St. Kevin Catholic School hired Creed Metal in September 2024 to install 13 aluminum roof structures on campus. According to investigators, the money was paid, the materials never showed up and the work never started. On April 4, 2026, deputies showed up instead, arresting the man behind the company at a Tamiami home not far from the school and booking him into Turner Guilford Knight Correctional Center.
How Deputies Say the Scheme Unfolded
Miami-Dade deputies identified the suspect as 50-year-old Nestor Olivares, the owner of Creed Metal. He is now facing first-degree grand theft, forgery and a county ordinance charge for contracting without a license, according to Local 10.
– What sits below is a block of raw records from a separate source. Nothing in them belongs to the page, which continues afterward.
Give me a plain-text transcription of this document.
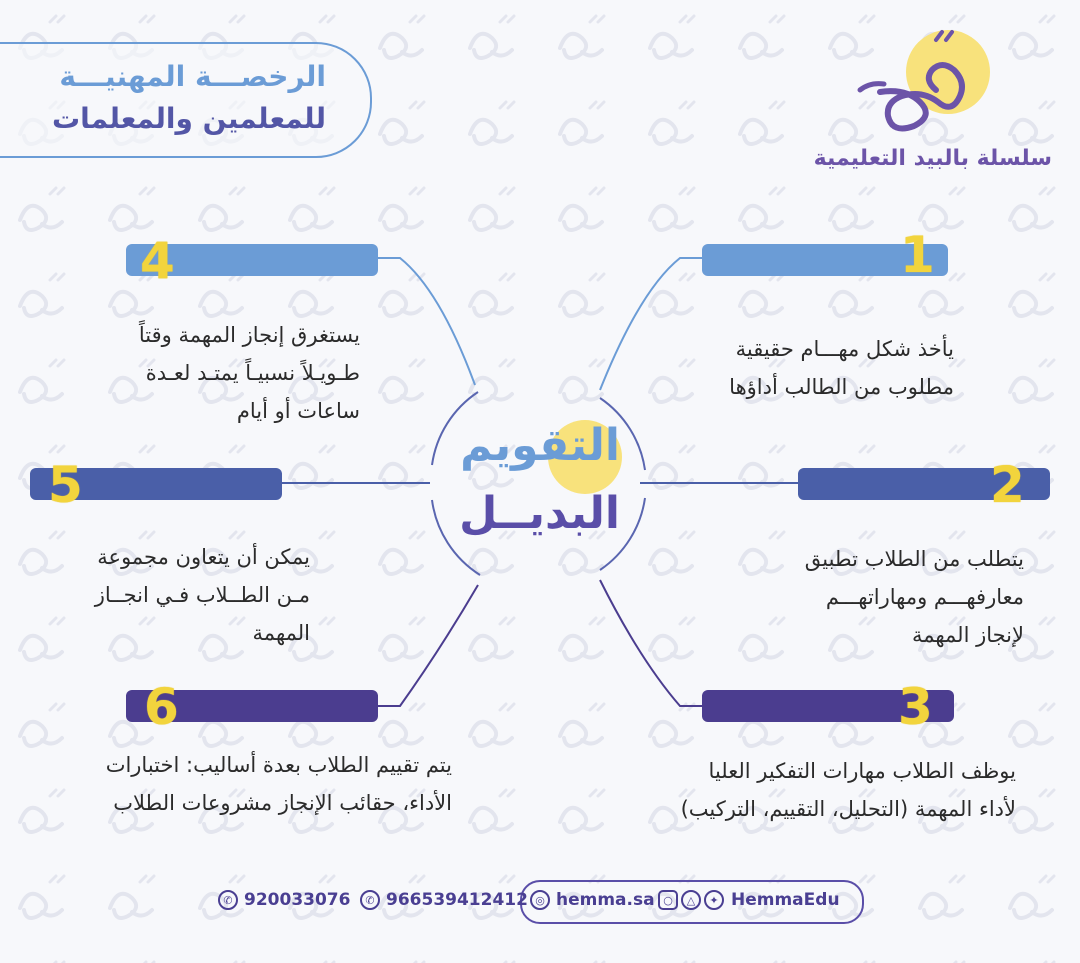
الرخصـــة المهنيـــة
للمعلمين والمعلمات
سلسلة بالبيد التعليمية
1
4
2
5
3
6
يأخذ شكل مهـــام حقيقية
مطلوب من الطالب أداؤها
يستغرق إنجاز المهمة وقتاً
طـويـلاً نسبيـاً يمتـد لعـدة
ساعات أو أيام
يتطلب من الطلاب تطبيق
معارفهـــم ومهاراتهـــم
لإنجاز المهمة
يمكن أن يتعاون مجموعة
مـن الطــلاب فـي انجــاز
المهمة
يوظف الطلاب مهارات التفكير العليا
لأداء المهمة (التحليل، التقييم، التركيب)
يتم تقييم الطلاب بعدة أساليب: اختبارات
الأداء، حقائب الإنجاز مشروعات الطلاب
التقويم
البديــل
✆ 920033076	✆ 966539412412 ◎ hemma.sa ○	△	✦ HemmaEdu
Investigators say St. Kevin Catholic School paid Olivares for 13 aluminum roof structures. When the project stalled, deputies say Olivares promised the school a full refund by February 25, 2026. Instead of money, the school allegedly received what investigators describe as bogus bank documents claiming a wire transfer had gone through. According to authorities, Olivares was arrested on April 4, 2026, and remained in custody on a $30,150 bond while investigators review where any bond money is coming from.
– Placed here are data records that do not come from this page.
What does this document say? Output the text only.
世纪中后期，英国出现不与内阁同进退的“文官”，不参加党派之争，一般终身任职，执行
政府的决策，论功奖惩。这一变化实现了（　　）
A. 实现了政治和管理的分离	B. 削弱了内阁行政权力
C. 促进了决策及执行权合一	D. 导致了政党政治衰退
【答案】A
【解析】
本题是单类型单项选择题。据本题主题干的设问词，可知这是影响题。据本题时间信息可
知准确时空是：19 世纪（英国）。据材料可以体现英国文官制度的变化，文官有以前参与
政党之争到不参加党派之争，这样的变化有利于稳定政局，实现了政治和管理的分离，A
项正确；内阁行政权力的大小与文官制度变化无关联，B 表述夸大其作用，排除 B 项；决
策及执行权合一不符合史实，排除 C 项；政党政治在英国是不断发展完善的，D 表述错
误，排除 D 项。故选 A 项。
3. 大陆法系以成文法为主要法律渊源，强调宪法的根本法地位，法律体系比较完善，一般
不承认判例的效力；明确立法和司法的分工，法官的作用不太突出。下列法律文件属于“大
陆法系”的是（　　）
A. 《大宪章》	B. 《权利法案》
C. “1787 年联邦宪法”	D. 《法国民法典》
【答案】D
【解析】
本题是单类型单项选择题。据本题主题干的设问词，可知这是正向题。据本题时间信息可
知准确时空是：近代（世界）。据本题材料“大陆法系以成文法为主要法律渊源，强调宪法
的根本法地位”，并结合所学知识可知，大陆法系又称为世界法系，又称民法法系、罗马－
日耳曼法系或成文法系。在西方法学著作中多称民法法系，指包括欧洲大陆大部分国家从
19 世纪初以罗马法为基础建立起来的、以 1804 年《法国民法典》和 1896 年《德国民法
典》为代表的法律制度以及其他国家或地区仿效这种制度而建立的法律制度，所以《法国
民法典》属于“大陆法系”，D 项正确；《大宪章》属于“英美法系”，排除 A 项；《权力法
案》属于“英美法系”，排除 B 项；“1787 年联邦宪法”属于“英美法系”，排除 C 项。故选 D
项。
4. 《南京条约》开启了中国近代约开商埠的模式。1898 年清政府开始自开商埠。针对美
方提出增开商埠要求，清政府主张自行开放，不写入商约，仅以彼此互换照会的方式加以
Why This Matters for Local Institutions
Unlicensed contractors can leave homeowners, churches and schools stuck with half-finished projects, code violations and big repair tabs. Local officials say the pattern described here is all too familiar: a hefty deposit, little or no work and official-looking paperwork that falls apart under scrutiny.
According to Miami-Dade County's Department of Regulatory and Economic Resources, residents should always verify a contractor’s license status, insist on written contracts and proper permits and contact the county’s contractor-licensing hotline or 311 before handing over large payments. The state Department of Business and Professional Regulation also notes that working without a license is a crime under Florida law and explains how to report suspected unlicensed activity at MyFloridaLicense.com, per the Department of Business and Professional Regulation.
What Comes Next
If prosecutors move forward with formal charges, the case will land in Miami-Dade court, where a judge could order Olivares to pay restitution to the school. Local 10 reports that investigators are tracking the money and digging through Olivares’ records.
He faces possible criminal penalties if convicted and could also be hit with administrative sanctions related to unlicensed contracting. In the meantime, St. Kevin Catholic School is still on the hook to repair and replace the roof structures it thought it had already paid for.